Ma se elimino dalla coscienza dell’uomo la verità del bene moralmente inteso, non resta come forza motivante della volontà che il bene utile e/o piacevole. Forse ciò che ha reso l’uomo occidentale schiavo della tecnica è stata la concezione dell’uomo come soggetto utilitario. [Ho riflettuto a lungo sul rapporto fra tecnocrazia e soggetto utilitario nella Lectio magistralis del 12 settembre scorso tenuta alla Società di medicina-chirurgia di Bologna; cf. www.caffarra.it, oppure www.bologna.chiesacattolica.it]
Sempre l’Enc. Caritas in veritate parla del rischio dell’umanità «di trovarsi rinchiusa dentro un apriori dal quale non potrebbe uscire per incontrare l’essere e la verità» [ibid.]. L’affermazione è teoreticamente forte. Essa dice che si costituirebbe un “forma” che configura ogni approccio dell’uomo alla realtà. Colla conseguenza che «noi tutti conosceremmo, valuteremmo, e decideremmo le situazioni della nostra vita dall’interno di un orizzonte culturale tecnocratico, a cui apparterremmo strutturalmente, senza mai trovare un senso che non sia da noi prodotto».

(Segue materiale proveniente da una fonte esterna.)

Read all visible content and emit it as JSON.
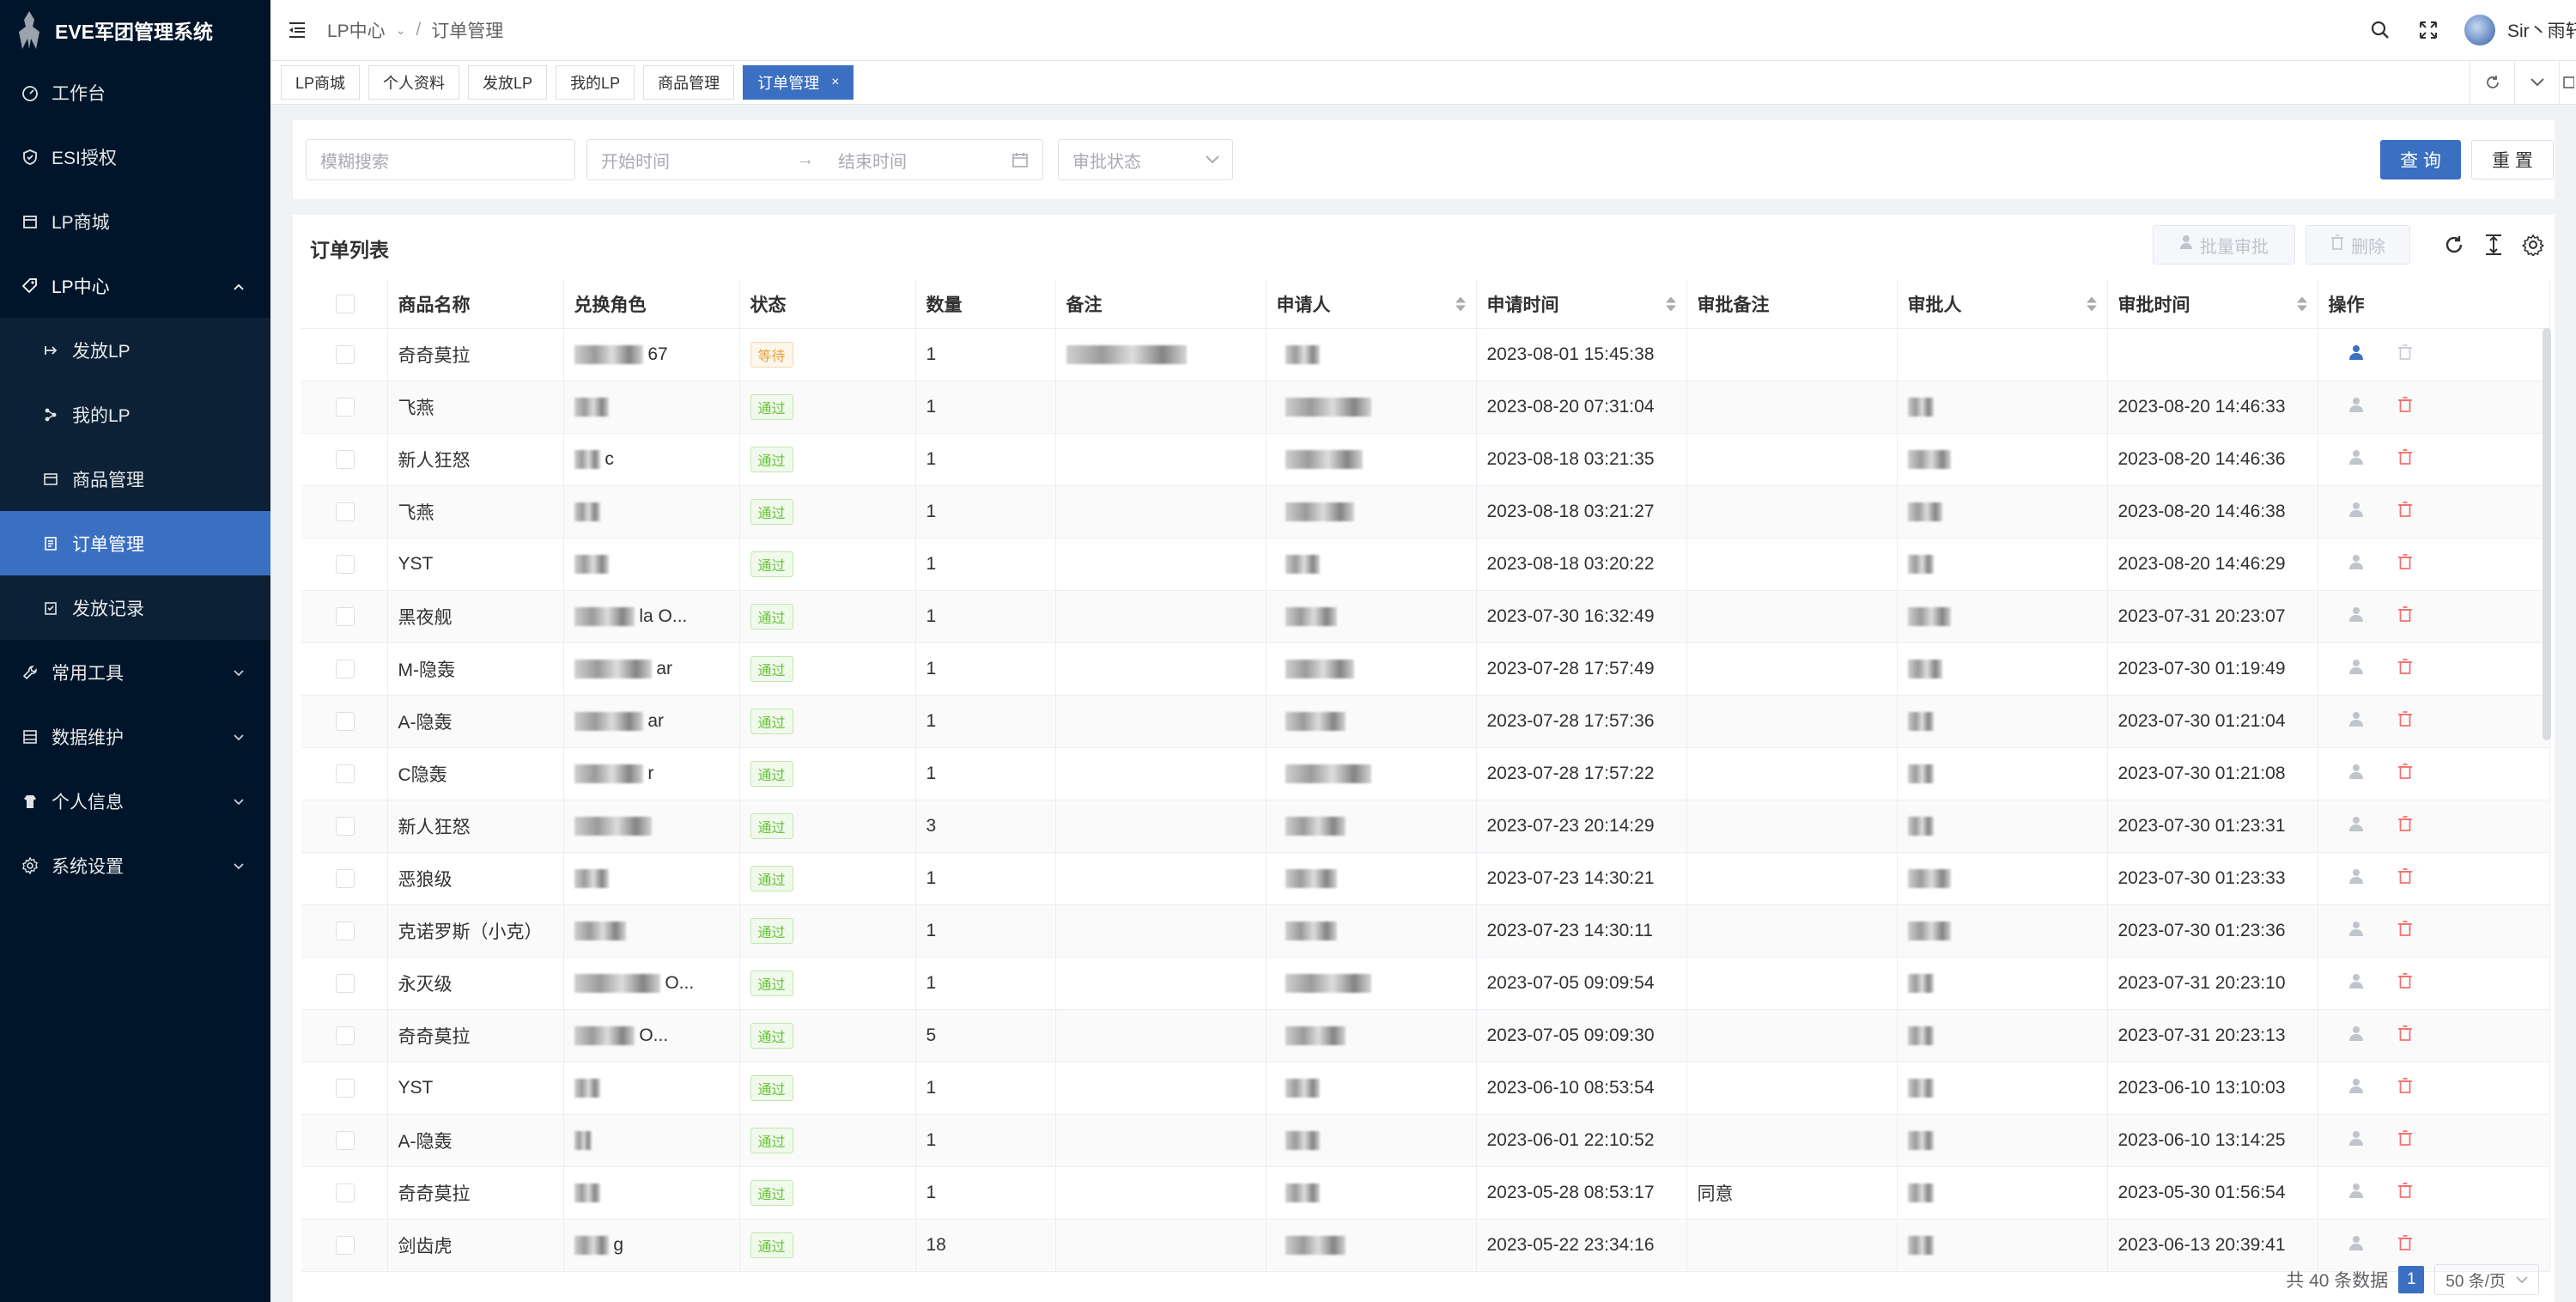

E questa è la definizione congruente dell’ospite più inquietante che è venuto a dimorare nella nostra esistenza: il nichilismo. Il nichilismo è la negazione che si dia - si doni un senso, poiché non esiste senso che non sia da noi prodotto.
Che ne è dell’uomo dentro all’orizzonte culturale tecnocratico? Molto semplicemente: niente; dell’essere dell’uomo non ne è più niente, poiché l’essere dell’uomo è una produzione dell’uomo stesso.
Siamo così ritornati al punto di partenza. Se non esiste una verità circa il bene della persona: se la carità non è nella verità, l’uomo è esposto ad ogni pericolo.
4. Sono così giunto alla conclusione. Mi faccio ancora una domanda: questa Enciclica riguarda tutti, o solo chi ha responsabilità politiche, sociali, economiche, finanziarie?
Riguarda tutti noi, almeno per due ragioni connesse. Essa ci aiuta a capire il fatto sociale nelle sue espressioni fondamentali, alla luce congiunta della ragione e della fede. In una situazione come quella attuale di grave incertezza, fare luce è la prima necessità.
L’Enciclica poi, e di conseguenza, ci educa a quel discernimento o giudizio mediante il quale impariamo non solo a capire, ma anche a valutare ciò che accade nella società di oggi. Senza essere schiavi delle mode imperanti.
Ma soprattutto chi a vario titolo ha responsabilità sociali non può ignorare questo documento. Va letto tenendo sempre presente che esso si pone al di sopra della sviante distinzione fra “destra” e “sinistra” correggendo l’una con apporti dell’altra. L’Enciclica si pone oltre. Essa affronta ed offre soluzioni a questioni assai concrete ed ancora oggi irrisolte, relative alla vita personale e sociale: le domande che ogni uomo, di “destra” o “sinistra” che sia, ma veramente appassionato al suo destino, non può non avere.